The new dataset is 11.0% the size of the original dataset after converting all the types.


### Final note:
Just to be clear, if we want to limit our memory usage by specifying datatypes with a smaller memory footprint, it makes more sense to do so when loading the dataset in to pandas, than changing the type afterwards (as in the example above).

Most common ways to load data into pandas (like pd.from_csv, pd.from_json etc) provides optional parameters for setting the datatype as the files are read into pandas dataframes.

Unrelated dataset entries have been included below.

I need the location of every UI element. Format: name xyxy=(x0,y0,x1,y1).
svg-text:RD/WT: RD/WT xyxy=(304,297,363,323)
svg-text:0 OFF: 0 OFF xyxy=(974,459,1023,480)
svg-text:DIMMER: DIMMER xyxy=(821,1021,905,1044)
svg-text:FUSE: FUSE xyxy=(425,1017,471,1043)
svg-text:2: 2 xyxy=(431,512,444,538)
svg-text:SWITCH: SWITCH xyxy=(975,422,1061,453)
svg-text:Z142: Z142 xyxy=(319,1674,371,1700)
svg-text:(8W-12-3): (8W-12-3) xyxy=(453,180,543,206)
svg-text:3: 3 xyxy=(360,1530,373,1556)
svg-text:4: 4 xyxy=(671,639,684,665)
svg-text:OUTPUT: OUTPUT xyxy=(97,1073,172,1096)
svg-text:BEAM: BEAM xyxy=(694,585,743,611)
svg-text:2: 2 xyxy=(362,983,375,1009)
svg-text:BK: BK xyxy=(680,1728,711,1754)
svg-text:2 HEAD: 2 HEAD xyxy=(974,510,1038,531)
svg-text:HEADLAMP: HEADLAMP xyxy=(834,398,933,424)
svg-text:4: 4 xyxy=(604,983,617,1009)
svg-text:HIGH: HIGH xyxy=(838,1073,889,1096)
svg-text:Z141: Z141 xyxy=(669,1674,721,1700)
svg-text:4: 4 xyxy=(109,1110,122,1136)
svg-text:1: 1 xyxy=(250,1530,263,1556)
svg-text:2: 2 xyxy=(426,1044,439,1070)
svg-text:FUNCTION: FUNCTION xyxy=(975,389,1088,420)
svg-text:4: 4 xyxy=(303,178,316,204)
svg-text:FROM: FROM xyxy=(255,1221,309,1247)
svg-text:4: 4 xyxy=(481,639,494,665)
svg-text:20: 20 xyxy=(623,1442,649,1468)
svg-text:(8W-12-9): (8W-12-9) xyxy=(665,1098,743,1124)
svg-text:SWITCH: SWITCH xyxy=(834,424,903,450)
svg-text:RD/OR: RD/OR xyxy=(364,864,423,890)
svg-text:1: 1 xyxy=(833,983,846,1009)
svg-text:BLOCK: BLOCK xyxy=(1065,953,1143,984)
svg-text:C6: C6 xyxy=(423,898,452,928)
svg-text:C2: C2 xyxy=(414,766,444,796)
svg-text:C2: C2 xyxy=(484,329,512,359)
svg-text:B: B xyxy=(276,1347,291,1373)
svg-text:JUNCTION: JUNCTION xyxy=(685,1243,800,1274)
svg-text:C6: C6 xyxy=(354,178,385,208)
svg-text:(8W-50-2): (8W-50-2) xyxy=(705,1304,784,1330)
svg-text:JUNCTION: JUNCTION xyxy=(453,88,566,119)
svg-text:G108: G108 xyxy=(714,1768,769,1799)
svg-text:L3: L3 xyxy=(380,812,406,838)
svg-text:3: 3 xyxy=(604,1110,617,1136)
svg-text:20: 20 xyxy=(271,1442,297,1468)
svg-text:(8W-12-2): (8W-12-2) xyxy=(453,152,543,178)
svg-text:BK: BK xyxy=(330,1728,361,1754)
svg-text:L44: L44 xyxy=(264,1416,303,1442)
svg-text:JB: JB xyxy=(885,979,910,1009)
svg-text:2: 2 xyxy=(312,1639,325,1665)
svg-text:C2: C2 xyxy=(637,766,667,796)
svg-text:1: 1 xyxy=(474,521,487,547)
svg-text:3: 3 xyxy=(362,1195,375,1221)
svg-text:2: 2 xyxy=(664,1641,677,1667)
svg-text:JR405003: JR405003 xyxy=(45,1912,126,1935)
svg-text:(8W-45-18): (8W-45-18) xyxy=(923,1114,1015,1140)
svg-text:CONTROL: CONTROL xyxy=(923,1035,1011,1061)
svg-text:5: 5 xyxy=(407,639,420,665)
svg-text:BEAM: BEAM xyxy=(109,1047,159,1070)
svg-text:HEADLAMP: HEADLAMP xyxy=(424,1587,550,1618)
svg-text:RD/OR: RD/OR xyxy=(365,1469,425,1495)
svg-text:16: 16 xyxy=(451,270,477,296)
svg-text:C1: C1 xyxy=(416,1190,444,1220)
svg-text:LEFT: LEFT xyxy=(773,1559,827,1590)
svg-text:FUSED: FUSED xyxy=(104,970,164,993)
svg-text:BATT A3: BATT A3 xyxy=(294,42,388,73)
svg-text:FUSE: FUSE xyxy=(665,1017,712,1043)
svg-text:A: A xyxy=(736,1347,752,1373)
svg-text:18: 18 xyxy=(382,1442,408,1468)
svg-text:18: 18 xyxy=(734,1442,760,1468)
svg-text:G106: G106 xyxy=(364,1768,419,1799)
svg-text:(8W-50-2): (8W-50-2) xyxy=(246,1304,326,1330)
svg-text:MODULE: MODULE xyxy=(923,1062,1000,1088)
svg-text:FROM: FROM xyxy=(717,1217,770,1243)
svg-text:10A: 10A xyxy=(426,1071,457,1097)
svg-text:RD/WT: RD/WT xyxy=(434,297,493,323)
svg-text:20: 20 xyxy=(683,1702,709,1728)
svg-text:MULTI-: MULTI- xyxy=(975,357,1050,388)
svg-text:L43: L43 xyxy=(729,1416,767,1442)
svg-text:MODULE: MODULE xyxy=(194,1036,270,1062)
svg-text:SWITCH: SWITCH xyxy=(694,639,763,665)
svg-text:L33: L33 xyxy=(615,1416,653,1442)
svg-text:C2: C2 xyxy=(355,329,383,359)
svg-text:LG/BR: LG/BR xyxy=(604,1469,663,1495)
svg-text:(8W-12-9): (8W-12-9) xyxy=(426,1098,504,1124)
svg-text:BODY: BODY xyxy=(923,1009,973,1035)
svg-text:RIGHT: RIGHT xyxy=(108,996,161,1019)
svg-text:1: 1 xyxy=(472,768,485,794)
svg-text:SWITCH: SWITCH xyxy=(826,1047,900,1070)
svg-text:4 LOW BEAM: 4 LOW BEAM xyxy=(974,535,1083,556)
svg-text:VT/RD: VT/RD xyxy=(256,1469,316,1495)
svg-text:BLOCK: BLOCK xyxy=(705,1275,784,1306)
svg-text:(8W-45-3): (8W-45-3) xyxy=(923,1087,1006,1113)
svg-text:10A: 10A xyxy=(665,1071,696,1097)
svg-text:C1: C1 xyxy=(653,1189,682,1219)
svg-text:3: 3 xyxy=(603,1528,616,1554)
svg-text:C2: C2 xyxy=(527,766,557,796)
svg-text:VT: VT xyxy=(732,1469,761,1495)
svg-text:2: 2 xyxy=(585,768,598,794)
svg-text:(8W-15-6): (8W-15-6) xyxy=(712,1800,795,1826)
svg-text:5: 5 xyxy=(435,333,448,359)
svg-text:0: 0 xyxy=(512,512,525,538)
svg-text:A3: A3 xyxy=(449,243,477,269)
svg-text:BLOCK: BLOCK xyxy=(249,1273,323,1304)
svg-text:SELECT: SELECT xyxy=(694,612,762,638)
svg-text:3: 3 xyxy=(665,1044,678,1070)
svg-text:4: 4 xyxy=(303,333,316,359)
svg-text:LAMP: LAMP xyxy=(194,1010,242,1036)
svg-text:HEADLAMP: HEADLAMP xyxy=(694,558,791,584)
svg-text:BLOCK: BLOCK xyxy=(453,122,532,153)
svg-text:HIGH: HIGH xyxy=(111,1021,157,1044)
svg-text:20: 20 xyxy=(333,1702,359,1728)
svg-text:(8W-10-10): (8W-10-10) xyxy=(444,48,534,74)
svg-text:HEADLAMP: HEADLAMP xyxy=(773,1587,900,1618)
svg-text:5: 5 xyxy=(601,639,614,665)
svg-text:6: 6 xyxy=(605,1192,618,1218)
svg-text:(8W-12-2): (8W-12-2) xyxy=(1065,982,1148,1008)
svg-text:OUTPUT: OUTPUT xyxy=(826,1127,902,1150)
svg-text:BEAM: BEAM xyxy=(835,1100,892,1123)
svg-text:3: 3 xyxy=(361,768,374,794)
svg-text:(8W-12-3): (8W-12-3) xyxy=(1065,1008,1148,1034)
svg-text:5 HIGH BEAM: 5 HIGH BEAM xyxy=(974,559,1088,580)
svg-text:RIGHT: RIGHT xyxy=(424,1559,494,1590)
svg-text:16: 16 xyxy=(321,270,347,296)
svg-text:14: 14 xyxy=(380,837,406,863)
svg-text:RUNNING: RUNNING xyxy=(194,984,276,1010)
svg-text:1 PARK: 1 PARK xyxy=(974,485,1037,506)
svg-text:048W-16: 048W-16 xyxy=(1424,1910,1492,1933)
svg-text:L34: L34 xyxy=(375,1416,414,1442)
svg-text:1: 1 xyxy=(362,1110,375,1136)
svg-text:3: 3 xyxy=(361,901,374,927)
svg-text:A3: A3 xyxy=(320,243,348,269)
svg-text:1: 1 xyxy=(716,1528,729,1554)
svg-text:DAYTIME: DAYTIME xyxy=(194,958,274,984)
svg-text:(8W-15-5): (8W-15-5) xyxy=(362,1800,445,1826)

Also, note that this is really only a concern when working with huge sets of data. For smaller datasets, like the one in the example above, it doesn't really matter, and might be only unneccessary work to optimize. The above exercises just serve as examples to better understand data types and their memory footprints.